Текст книги "Двойной бренди, я сегодня гуляю"
Автор книги: Мария Елиферова
Жанр:
Научная фантастика
сообщить о нарушении
Текущая страница: 5 (всего у книги 18 страниц) [доступный отрывок для чтения: 7 страниц]
– Момент, – откликнулся Лаи, выбирая в списке адрес личного компьютера Мэлори. Отправив файлы, он снова повернулся к Ори. – Друг мой, а как же вы сдали зачёт?
Ори покраснел ещё больше и опустил длинные ресницы.
– Я его не сдавал.
– Вот это номер! – Лаи приподнял левую бровь. – Как вас в таком случае допустили на стажировку?
– Я… взломал пароль итоговой ведомости, – сконфуженно выговорил Ори.

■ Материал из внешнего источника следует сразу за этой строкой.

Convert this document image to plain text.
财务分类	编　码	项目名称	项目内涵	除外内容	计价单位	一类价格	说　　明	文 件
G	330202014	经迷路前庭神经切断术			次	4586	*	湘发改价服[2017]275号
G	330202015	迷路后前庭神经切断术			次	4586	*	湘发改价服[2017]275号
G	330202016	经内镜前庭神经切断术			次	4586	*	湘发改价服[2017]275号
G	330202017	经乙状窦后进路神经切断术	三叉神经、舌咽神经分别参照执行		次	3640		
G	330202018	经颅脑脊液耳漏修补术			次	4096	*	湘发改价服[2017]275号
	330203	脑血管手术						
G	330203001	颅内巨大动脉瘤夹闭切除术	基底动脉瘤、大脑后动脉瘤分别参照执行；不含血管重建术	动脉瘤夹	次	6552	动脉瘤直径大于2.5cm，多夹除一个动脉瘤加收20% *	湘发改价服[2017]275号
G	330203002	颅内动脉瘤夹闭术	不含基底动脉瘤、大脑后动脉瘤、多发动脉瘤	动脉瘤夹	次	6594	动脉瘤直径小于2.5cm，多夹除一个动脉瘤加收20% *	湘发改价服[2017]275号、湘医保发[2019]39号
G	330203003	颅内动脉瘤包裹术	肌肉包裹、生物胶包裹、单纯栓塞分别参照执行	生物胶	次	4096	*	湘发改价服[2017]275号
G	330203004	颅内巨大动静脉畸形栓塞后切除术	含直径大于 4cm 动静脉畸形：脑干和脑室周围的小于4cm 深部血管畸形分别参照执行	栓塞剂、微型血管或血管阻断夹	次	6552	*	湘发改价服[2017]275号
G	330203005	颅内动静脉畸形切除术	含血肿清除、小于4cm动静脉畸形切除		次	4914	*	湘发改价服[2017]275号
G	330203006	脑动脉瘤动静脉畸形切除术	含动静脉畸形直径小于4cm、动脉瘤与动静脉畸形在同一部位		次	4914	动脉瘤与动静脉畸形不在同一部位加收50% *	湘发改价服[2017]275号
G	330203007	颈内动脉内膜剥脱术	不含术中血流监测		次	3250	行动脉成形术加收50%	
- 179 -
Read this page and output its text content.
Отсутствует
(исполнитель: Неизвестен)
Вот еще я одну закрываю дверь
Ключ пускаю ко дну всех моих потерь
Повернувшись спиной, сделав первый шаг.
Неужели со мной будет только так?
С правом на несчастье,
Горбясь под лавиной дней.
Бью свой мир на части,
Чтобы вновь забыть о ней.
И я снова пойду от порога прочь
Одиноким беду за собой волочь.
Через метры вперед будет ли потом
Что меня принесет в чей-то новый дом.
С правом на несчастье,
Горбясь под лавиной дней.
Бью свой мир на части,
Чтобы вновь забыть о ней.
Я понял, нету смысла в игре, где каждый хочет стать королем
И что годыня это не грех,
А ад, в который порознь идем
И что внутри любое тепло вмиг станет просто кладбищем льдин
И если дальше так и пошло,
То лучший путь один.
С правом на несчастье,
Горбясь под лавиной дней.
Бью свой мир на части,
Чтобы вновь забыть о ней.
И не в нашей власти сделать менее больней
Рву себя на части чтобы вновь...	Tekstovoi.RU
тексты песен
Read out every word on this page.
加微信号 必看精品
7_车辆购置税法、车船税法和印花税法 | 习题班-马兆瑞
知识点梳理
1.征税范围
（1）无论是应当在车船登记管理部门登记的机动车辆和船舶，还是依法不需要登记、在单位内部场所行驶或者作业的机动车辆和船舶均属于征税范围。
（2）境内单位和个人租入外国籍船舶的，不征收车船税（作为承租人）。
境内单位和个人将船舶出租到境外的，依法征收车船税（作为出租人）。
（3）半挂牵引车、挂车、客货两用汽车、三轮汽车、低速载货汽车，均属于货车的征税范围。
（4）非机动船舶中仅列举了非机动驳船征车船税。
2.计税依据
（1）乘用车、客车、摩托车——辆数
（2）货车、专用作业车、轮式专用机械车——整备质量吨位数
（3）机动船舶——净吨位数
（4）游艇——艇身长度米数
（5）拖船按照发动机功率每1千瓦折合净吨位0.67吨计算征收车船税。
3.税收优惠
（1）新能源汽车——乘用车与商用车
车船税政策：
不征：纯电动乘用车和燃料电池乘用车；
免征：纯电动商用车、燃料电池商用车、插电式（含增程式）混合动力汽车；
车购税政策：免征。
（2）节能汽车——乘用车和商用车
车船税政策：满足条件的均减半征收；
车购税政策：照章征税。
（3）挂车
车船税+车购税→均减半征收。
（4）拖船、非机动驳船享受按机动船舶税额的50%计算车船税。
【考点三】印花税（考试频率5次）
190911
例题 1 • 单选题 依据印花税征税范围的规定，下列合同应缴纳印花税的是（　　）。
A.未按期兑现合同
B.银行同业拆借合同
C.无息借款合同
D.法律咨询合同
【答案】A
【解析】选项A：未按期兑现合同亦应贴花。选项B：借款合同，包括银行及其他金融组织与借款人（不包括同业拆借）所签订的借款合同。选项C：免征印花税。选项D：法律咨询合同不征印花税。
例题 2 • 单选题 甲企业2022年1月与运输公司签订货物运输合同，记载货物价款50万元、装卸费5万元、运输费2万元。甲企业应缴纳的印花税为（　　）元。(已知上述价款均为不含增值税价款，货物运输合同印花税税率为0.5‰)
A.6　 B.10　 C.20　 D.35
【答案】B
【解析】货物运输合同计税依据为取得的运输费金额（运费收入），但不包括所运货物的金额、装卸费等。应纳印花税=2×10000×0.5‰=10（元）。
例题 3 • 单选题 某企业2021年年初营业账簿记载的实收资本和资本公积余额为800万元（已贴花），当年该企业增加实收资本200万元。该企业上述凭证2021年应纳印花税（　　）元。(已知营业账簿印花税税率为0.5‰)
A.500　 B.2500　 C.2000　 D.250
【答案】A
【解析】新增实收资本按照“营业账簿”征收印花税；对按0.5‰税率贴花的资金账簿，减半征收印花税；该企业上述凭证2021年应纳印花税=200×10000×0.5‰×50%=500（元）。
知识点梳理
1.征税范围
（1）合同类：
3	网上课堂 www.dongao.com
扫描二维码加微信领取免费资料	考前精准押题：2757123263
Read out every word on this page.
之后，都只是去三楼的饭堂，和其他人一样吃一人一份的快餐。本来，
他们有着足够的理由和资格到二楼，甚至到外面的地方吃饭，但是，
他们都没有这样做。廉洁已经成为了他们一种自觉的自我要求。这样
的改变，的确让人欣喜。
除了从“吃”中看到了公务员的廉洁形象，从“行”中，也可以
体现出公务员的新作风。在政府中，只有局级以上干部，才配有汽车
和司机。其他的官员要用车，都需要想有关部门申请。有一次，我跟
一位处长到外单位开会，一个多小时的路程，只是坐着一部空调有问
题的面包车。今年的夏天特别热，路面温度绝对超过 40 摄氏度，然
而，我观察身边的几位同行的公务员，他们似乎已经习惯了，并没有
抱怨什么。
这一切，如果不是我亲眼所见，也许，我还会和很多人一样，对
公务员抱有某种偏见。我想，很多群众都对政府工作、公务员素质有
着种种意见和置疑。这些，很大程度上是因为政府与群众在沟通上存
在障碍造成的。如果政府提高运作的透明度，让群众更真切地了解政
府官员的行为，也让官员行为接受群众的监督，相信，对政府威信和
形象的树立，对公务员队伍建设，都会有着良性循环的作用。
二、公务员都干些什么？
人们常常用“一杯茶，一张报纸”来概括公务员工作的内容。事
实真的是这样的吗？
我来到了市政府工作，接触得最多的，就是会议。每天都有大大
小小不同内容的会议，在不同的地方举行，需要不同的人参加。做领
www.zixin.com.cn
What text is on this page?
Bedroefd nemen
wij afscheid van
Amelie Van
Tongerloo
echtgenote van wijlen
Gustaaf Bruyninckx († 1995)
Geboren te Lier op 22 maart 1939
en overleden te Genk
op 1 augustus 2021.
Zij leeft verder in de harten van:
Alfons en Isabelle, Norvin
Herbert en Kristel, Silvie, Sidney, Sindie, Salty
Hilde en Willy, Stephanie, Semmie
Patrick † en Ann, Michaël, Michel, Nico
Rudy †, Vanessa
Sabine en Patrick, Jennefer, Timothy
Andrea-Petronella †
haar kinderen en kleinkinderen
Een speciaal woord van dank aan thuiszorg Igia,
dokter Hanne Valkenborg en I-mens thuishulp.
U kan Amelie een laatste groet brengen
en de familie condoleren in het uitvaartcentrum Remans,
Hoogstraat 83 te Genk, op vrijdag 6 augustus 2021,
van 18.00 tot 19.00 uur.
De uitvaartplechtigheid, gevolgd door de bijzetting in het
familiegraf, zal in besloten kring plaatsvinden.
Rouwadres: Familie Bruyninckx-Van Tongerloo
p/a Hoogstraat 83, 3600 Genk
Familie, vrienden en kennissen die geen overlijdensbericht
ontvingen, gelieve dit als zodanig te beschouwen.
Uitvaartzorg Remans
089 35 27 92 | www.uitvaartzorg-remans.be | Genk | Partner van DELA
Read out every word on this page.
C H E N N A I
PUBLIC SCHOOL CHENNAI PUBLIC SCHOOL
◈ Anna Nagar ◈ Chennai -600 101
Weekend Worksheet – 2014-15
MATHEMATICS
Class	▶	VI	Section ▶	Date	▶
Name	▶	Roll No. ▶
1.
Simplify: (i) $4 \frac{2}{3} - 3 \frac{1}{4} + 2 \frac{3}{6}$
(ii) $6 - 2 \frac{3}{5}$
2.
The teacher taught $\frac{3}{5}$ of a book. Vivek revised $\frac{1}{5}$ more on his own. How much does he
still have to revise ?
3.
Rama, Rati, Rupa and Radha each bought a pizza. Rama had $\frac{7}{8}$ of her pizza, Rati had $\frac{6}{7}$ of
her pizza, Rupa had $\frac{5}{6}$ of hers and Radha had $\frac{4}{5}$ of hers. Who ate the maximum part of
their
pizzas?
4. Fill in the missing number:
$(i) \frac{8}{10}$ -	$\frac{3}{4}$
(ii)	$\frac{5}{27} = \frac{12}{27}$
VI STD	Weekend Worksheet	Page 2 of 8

Тут уже покатились со смеху все, включая Лаи. Даже Эрика хрюкнула в рукав комбинезона.
– Так вы ещё и хакер! – застонал Лаи, утирая брызнувшие слёзы. – С ума сойти! Ничего, хоть краснеете, когда признаётесь – и то хорошо.
– Мэлори не говорите, – обеспокоенно сказала Лика по-английски, – узнает – на серпантин его порвёт.
Взгляд Лаи, адресованный ей одной, обжёг её, как жидкий азот.
– Вы плохо обо мне думаете, – по-английски произнёс он ледяным тоном. Затем снова перешёл на маорийский, и интонация его мгновенно сменилась: – Вам везёт, Амаи. Попробовали бы вы прогуливать мои лекции…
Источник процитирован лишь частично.